Herr Bandmann, sprechen Sie über Sachen, von denen Sie etwas verstehen, und blöken Sie nicht dazwischen. Entschuldigung, wenn ich das so drastisch ausdrücken muss.

Bevor ich es vergesse: Den Ländern wurden 0,7 % als Spielgeld übergeben. Darüber wurde überhaupt noch nicht gesprochen. Es ist so, als wenn alles super klar wäre. 0,7 % der Gesamtsumme sind ja noch in der Verhandlung.

(Staatsministerin Helma Orosz: Das ist richtig!)

Da werden wir einmal sehen, was herauskommt. Ich möchte gern wissen: Was will denn der Freistaat von den 0,7 % für Sachsen haben?

(Prof. Dr. Peter Porsch, Linksfraktion.PDS: Die Null!)

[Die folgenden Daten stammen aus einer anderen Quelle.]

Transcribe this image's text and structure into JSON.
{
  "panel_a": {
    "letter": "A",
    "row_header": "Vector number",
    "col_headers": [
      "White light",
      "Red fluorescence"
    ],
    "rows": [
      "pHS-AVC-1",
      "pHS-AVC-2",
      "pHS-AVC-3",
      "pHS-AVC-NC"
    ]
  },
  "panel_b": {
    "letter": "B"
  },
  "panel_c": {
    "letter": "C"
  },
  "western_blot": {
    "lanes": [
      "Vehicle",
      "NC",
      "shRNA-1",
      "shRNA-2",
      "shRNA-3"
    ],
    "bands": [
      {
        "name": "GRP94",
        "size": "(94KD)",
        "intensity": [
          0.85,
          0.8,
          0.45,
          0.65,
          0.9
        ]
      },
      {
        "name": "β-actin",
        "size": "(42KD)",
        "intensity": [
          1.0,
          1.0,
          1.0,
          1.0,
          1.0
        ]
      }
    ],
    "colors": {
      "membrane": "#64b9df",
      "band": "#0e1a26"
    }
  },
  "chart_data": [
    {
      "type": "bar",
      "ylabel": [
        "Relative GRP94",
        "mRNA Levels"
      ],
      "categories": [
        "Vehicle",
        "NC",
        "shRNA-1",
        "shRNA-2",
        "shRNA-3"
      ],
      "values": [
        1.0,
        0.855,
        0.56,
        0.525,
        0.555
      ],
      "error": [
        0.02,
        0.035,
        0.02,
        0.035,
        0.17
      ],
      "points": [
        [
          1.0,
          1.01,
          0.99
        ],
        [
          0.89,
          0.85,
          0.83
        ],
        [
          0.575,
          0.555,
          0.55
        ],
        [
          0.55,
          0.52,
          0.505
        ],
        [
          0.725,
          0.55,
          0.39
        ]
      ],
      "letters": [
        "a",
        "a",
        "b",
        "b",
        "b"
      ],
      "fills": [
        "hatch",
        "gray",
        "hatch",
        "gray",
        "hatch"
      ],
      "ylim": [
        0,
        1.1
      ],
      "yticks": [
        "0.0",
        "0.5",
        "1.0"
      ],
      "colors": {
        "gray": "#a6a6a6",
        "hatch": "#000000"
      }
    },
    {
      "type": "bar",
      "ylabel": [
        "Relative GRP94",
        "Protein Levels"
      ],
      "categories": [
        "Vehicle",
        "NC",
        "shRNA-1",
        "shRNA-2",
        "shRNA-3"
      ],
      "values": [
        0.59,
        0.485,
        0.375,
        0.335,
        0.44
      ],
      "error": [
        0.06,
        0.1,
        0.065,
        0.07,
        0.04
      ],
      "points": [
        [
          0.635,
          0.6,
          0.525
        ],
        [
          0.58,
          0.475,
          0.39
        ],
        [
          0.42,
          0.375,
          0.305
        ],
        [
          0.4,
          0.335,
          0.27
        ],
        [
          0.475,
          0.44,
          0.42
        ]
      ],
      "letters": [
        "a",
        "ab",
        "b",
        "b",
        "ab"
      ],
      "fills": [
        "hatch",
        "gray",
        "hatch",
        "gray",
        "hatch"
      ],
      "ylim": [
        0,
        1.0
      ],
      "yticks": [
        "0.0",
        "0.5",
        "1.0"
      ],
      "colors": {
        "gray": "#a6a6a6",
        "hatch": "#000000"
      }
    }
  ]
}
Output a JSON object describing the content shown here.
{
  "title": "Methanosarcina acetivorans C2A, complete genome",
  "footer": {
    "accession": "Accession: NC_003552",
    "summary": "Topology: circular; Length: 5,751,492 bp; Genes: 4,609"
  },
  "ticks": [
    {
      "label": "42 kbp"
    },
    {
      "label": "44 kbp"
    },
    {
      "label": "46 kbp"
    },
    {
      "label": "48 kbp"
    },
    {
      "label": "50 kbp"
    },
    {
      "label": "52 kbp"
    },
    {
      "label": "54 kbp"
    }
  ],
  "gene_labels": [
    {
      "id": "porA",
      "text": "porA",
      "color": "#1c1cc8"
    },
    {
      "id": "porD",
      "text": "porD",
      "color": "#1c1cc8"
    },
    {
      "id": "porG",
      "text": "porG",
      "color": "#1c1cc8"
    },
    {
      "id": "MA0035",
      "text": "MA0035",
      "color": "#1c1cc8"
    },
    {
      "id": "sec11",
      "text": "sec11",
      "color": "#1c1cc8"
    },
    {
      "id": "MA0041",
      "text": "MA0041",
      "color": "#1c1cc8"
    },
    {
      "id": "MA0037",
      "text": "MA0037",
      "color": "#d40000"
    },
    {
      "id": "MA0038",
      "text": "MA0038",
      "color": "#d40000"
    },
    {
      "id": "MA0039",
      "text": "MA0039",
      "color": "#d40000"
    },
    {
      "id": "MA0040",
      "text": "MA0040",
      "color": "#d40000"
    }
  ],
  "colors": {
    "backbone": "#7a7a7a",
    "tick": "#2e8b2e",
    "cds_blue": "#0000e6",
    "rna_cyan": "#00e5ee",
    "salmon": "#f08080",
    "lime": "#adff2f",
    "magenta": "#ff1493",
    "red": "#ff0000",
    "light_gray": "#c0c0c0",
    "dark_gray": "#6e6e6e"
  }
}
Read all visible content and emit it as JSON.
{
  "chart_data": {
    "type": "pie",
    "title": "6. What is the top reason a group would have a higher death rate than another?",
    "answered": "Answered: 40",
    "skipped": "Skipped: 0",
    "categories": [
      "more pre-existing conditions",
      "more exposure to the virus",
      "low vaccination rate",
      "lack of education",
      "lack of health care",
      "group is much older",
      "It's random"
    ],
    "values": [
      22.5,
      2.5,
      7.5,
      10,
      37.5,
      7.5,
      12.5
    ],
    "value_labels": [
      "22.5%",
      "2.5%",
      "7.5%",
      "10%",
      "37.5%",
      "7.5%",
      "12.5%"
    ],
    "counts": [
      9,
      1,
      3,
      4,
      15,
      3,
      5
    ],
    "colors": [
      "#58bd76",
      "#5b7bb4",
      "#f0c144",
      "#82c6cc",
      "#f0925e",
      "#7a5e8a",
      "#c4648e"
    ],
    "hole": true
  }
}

Oder haben die Westländer das schon untereinander ausgemacht? Die werden gleich sagen: Sie bekommen doch Hartz IV, was wollen Sie denn eigentlich noch? Die 0,7 %, glaube ich, werden an Sachsen vorbeigehen. Dazu hätte ich von Ihnen gern schon noch einmal eine Aussage gehabt; auch vom Ministerpräsidenten, der am 13. Dezember mit Frau Merkel wohl noch einmal in Klausur gehen will, gerade in dieser Frage. Sie tun so, als wenn hier schon alles super klar wäre, Entschuldigung.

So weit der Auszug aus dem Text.